The Stepford Wives
Short Cast List
| Nicole Kidman |
Joanna Eberhart |
| Matthew Broderick |
Walter Kresby |
| Bette Midler |
Bobbie Markowitz |
| Glenn Close |
Claire Wellington |
| Christopher Walken |
Mike Wellington |
| Roger Bart |
Roger Bannister |
| David Marshall Grant |
Jerry Harmon |
| Jon Lovitz |
Dave Markowitz |
| Dylan Hartigan |
Pete Kresby |
| Fallon Brooking |
Kimberly Kresby |
| Faith Hill |
Sarah Sunderson |
| Matt Malloy |
Herb Sunderson |
| Kate Shindle |
Beth Peters |
| Tom Riis Farrell |
Stan Peters |
| Lorri Bagley |
Charmaine Van Sant |
| Robert Stanton |
Ted Van Sant |
| Lisa Masters |
Carol Wainwright |
| Christopher Evan Welch |
Ed Wainwright |
| Colleen Dunn |
Marianne Stevens |
| Jason Kravits |
Vic Stevens |
Reviews
In Bryan Forbes’ 1975 thriller The Stepford Wives, Katharine Ross plays a young painter freshly from boho Manhattan to tory Connecticut, determined to shore up her flagging marriage to a milquetoast husband. Here she is, persuading a feisty new friend (Paula Prentiss) to help her form a consciousness-raising group. “I messed a bit with women’s lib in New York,” she confesses coyly. “I’m not contemplating any Maidenform bonfires, but they could certainly use something around here. Are you game?” Thirty years on, Ross’ Joanna Eberhart would be laughed off the screen as a namby-pamby suburban feminist — or, more likely, dismissed by the smug marrieds of post-feminism as a loser who lacks the smarts to have it all.
The time elapsed between the first Stepford Wives and this new remake by Miss Piggy himself, Frank Oz, is also the distance traveled from feminism to backlash. So, far from being a sensitive artist, Nicole Kidman’s Joanna, resplendent in button-up suit and geometric power hairdo, is the go-get-’em president of a company that makes reality-television shows specializing in the humiliation of men. Fired when one of her shows spins out of control, a blitzed Joanna is persuaded by her mild-mannered husband and underling, Walter (Matthew Broderick), to move with their two kids to the insanely picturesque Connecticut town of Stepford. There they receive an effusive welcome from local grande dame Claire Wellington (got up like a lemon meringue and played by Glenn Close with just a hint of Cruella de Vil), her husband, Mike (Christopher Walken), and a bevy of pneumatic belles with empty eyes and mad, frozen smiles. Alarmed by all this unblemished domestic bliss, Joanna teams up with tell-all memoirist Bobbie Markowitz (Bette Midler, putting her own exuberantly belligerent spin on the role so wonderfully played by Prentiss in the original) and gay lawyer Roger Bannister (a very funny Roger Bart) to try to uncover the secret behind the submissive wives and their schlubby but dominating husbands.

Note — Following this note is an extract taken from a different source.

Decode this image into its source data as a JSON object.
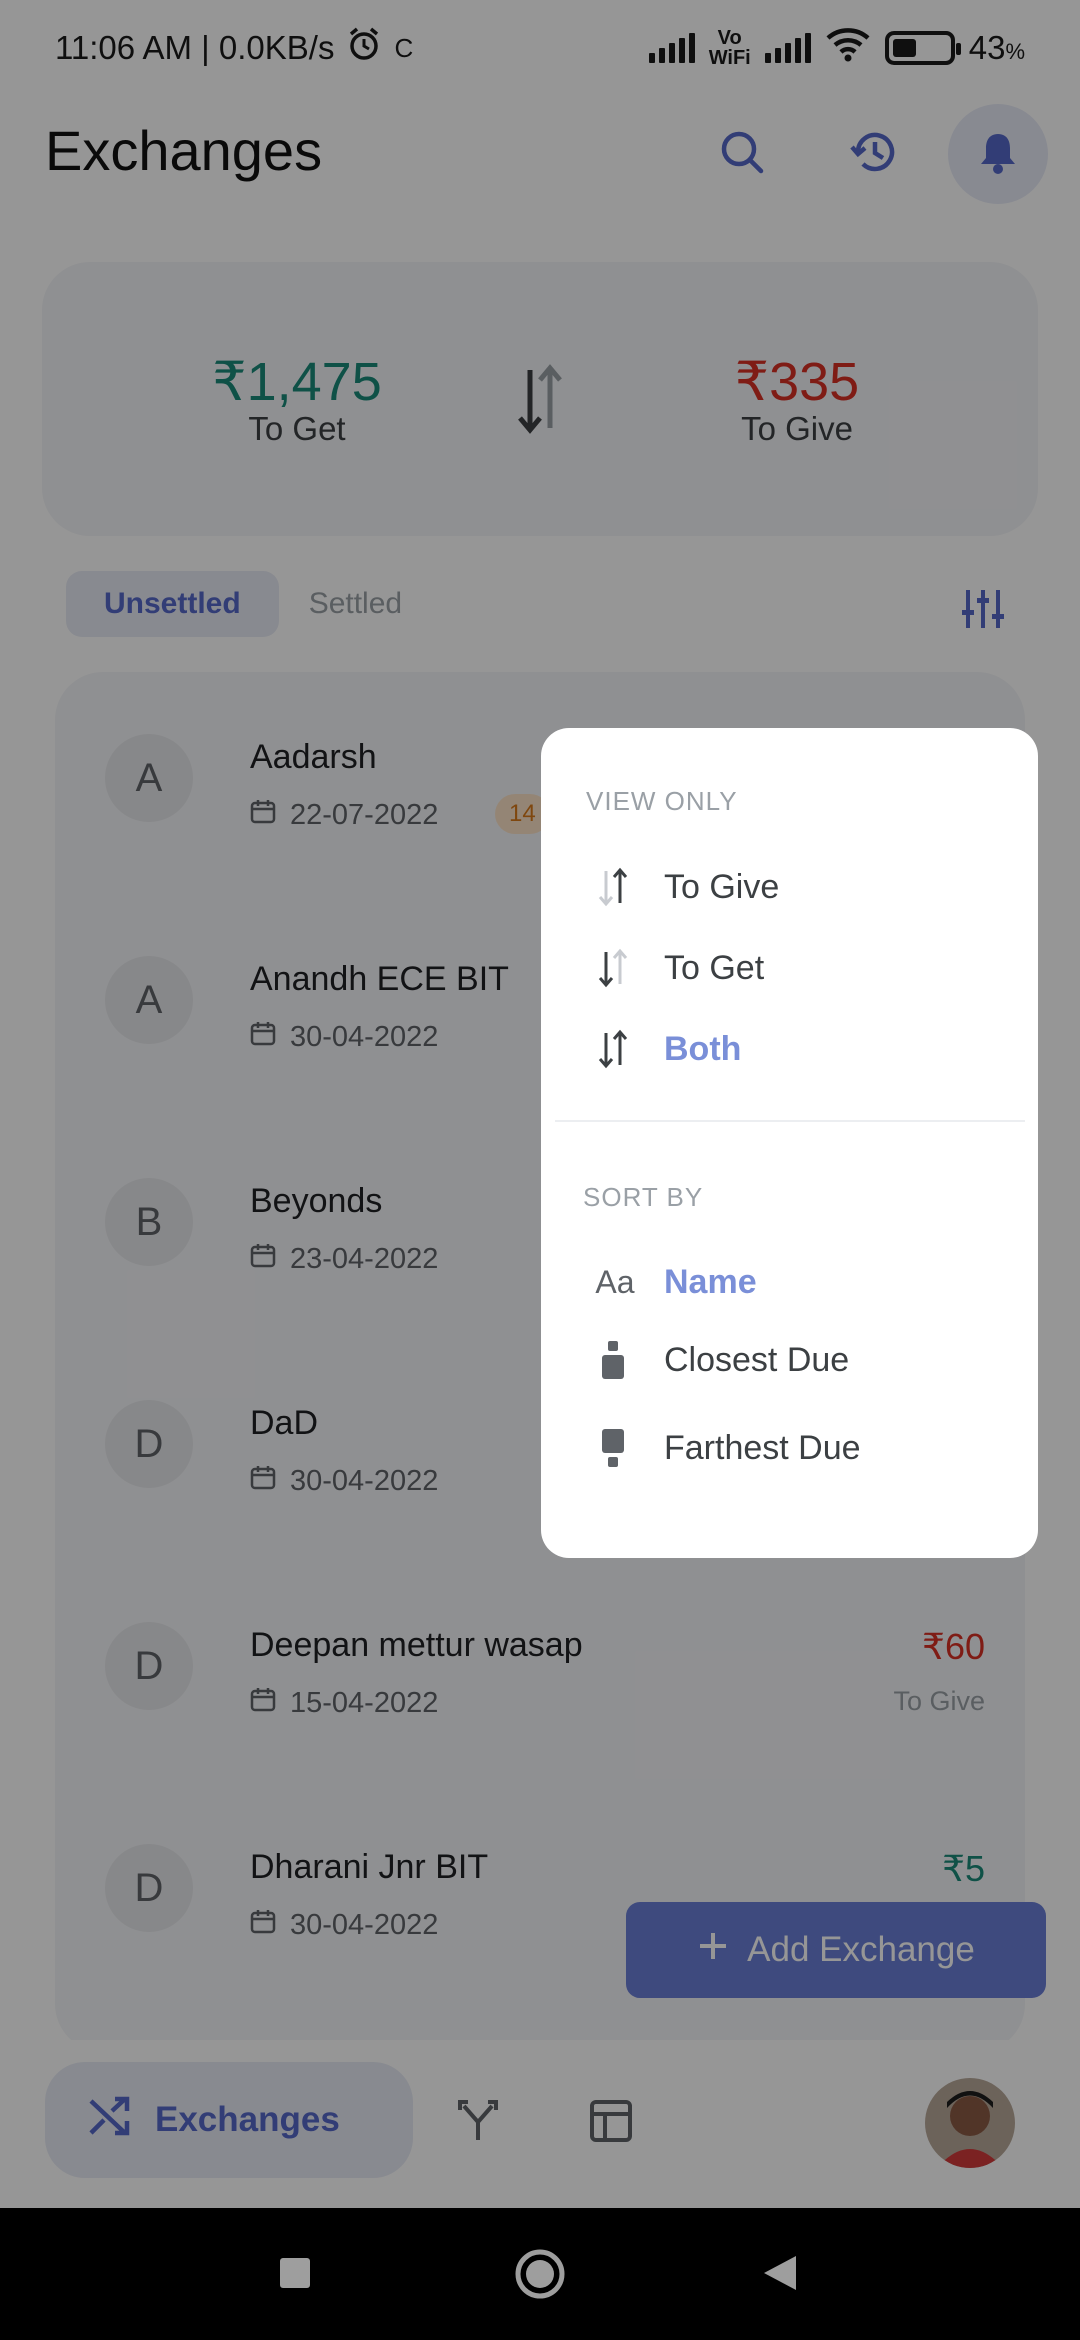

The original, written by William Goldman from the novel by Ira Levin, drew its sinister energy from an unconscious ambivalence toward the very women’s movement it sought to champion — and also from a mix of fear and hostility to capitalism, technology and suburbia. Reincarnated as social satire, the remake also takes on current hot-button issues: grasping corporations, technology run amok in the service of conspicuous consumption, anodyne Republicanism and ball-busting women. Contrary to recent rumors that it was a dud, the new Stepford Wives, with its chocolate-box visual style, archly heavy-handed foreshadowing and its scene-for-scene parody of the original’s fright strategies (Walken’s waxy menace is once again played for laughs), is a gas. It’s a relief to see Kidman, so gratuitously savaged by Lars von Trier in the awful Dogville, all lightened up and playing wittily off Midler and Bart.

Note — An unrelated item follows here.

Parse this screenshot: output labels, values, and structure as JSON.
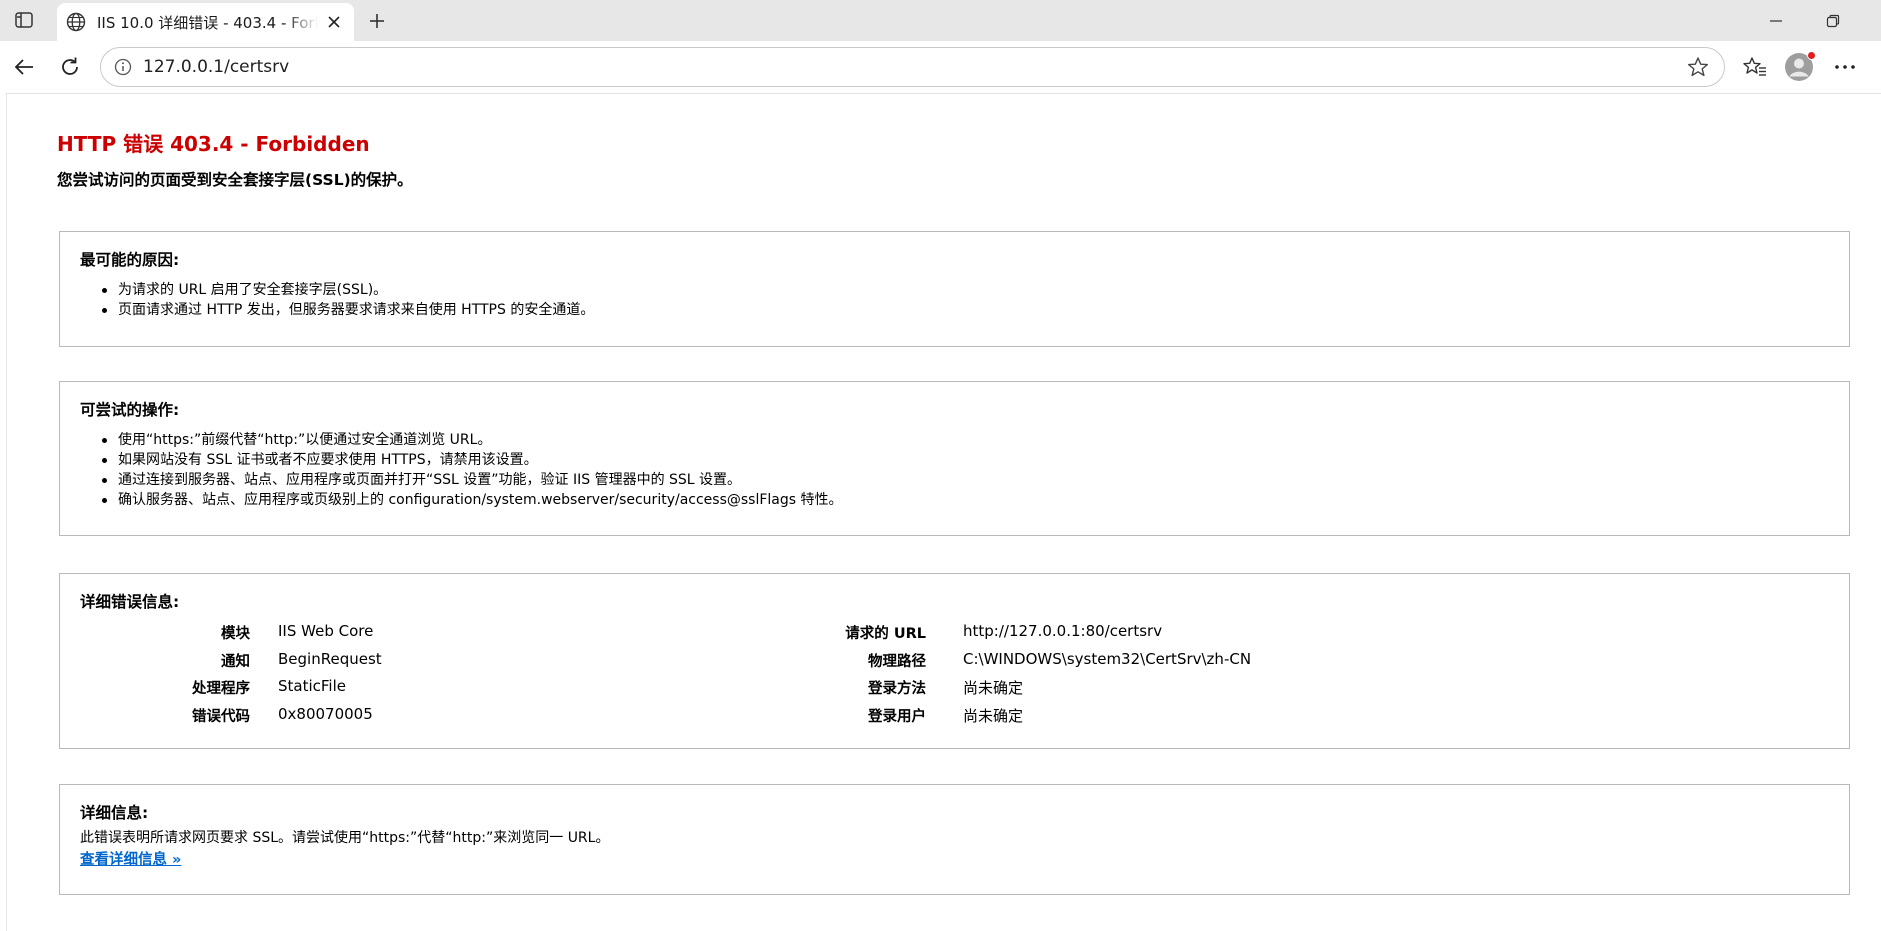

But while screenwriter Paul Rudnick (who wrote Oz’s other good movie, In & Out) adds at least one significant insight to the original’s paranoid take on the battle of the sexes — that the Stepford community of “drooling dweebs and mindless babes” replicates the gender division we see every day on sitcoms and reality TV — there’s a price to be paid for all this levity. At the end, the movie turns some entertaining twists on the first movie that, coupled with a perky humanistic climax, may satisfy audiences’ desire for a marital happily-ever-after. For the sake of a good laugh, Oz forfeits precisely what makes the first Stepford Wives still so compelling — its critique of fascism.